Dowd still has a few new books to come that she finished before her death. The Bog Child will be available in Canada in September, but it's now out in the U.K. and you can read an early review from avid blogger, dovegreyreader here.

When I was young I always wanted a sister and my parents being extremely unobliging, I was forced to bond with fictional ones in the pages of Little Women or the "Little House" books, or Sydney Taylor's All-of-a-Kind Family stories. So these next two selections were a pure delight to read.
The Penderwicks: A Summer Tale of Four Sisters, Two Rabbits, and a Very Interesting Boy by Jeanne Birdsall, is set in contemporary America, but has the feel of an old-fashioned, British summer tale. Four motherless sisters and their father rent a cottage for their three week vacation that is on the grounds of Arundel, a fancy mansion in the Berkshires. They become friends of the lonely boy who lives next door and end up having a series of madcap adventures. I love how Birdsall has portrayed the unique personalities of each of the sisters; the awkwardness of Rosalind the eldest, interested in a boy for the first time; Skye, the vulnerable tomboy; Jane the wistful, romantic writer with shades of Montgomery's Emily of New Moon, and Batty, the precocious four year old, who is simply adorable. These sisters have a matter-of-fact way of dealing with their predicaments that is completely refreshing. Just normal kids having good old, summer fun with nary a television set or computer in sight. The absentminded father is also very funny. I'm very much looking forward to reading the sequel, The Penderwicks on Gardam Street, due out in April.

And finally there's the terrific Cornelia and the Audacious Escapades of the Somerset Sisters by Lesley M. Blume , just out in paperback. Cornelia is a lonely girl living in Greenwich Village whose mother is a famous concert pianist and often away on tour.
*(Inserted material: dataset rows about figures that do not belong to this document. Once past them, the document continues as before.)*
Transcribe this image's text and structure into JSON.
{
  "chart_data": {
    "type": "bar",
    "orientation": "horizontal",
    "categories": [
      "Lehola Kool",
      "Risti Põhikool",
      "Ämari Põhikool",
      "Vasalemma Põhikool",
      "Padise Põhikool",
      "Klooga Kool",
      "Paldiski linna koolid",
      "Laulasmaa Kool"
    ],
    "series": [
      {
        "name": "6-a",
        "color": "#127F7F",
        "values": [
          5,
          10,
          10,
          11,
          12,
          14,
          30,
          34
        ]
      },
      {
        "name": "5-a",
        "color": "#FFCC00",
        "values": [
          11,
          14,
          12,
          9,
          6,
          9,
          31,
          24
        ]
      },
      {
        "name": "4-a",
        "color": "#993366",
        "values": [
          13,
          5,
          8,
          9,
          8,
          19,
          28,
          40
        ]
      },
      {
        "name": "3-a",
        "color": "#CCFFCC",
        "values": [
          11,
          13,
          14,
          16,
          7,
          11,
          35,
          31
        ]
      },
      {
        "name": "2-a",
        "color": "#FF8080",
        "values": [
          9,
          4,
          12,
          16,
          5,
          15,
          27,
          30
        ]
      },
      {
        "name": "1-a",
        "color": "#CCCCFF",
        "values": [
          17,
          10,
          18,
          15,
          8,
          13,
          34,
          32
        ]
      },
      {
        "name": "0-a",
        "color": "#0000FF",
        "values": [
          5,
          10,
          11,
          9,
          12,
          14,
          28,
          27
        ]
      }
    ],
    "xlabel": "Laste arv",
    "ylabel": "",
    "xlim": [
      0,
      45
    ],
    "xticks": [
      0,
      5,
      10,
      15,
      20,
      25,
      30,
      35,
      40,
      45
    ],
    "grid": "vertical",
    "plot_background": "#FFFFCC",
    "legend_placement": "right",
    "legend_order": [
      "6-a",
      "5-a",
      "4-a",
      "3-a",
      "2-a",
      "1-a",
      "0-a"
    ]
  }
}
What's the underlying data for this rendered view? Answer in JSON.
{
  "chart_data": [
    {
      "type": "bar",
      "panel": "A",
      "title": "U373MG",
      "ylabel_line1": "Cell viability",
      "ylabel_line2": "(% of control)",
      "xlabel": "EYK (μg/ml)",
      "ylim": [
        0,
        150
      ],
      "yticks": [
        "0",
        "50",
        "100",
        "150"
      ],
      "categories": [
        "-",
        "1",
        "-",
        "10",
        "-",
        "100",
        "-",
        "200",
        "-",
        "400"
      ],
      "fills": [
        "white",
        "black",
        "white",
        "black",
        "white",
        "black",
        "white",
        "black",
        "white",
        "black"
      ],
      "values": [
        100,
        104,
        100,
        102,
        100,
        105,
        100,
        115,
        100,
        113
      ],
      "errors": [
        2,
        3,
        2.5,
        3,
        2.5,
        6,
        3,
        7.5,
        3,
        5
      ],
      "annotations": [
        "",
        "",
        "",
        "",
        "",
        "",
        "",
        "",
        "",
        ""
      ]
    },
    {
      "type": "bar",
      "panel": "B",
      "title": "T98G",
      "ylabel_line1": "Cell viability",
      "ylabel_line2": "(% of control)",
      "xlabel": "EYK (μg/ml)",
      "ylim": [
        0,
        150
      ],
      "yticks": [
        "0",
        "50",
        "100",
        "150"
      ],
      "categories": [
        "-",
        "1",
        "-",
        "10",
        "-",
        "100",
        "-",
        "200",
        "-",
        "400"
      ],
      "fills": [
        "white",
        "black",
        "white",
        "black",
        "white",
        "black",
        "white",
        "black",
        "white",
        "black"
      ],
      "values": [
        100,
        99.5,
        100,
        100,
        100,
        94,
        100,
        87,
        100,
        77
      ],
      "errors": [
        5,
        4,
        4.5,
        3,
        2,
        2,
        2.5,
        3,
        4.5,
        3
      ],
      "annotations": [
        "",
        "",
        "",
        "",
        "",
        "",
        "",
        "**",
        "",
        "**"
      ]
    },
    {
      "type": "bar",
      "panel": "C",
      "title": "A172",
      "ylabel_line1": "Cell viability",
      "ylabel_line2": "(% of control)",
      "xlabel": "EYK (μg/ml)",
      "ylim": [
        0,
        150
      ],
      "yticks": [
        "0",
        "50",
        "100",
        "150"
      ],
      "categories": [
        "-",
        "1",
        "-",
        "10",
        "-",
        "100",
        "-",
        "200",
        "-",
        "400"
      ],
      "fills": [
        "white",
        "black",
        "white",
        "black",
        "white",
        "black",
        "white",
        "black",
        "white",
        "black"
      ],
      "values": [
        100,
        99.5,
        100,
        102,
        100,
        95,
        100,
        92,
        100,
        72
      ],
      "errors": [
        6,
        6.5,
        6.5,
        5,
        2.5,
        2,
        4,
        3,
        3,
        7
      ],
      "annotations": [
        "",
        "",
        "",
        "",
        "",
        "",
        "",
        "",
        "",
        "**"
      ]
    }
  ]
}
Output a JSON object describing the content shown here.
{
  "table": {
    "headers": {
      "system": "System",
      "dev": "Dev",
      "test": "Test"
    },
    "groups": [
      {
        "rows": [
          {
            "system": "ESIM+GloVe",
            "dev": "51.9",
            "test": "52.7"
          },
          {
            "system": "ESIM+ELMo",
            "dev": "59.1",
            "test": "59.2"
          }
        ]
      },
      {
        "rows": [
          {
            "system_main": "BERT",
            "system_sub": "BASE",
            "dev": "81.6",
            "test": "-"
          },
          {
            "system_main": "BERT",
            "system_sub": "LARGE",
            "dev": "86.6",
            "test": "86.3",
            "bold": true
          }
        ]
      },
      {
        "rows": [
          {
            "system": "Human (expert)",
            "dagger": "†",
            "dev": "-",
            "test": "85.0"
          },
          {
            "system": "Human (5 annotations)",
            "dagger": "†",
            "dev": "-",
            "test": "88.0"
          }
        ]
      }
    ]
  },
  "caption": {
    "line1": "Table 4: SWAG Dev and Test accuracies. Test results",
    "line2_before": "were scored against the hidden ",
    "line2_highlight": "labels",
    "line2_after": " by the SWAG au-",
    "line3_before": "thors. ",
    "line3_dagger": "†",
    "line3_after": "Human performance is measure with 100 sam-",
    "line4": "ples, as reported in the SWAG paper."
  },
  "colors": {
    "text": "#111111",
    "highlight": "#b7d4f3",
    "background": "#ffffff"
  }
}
She makes friends with her new eccentric neighbour Virginia, who shares her love of dictionaries and long, unusual words. Every room in Virginia's apartment is richly decorated with souvenirs from her world-wide travels with her sisters and Cornelia is enchanted by Virginia's stories, which give her the courage to break out of her shy shell and confront her distant mother. This is truly armchair (or Moroccan daybed) travel fiction for the YA reader, which will hopefully inspire them with travel and adventure dreams of their own. And you'll probably have to pull out a dictionary yourself from time to time. For fans of Chris Riddell's Ottoline series.

1 comment:

Shonna said...

Funny, I've been reading more YA lately too. I enjoyed Meg Rosoff's other book Just In Case, which I loved by find very hard to describe adequately.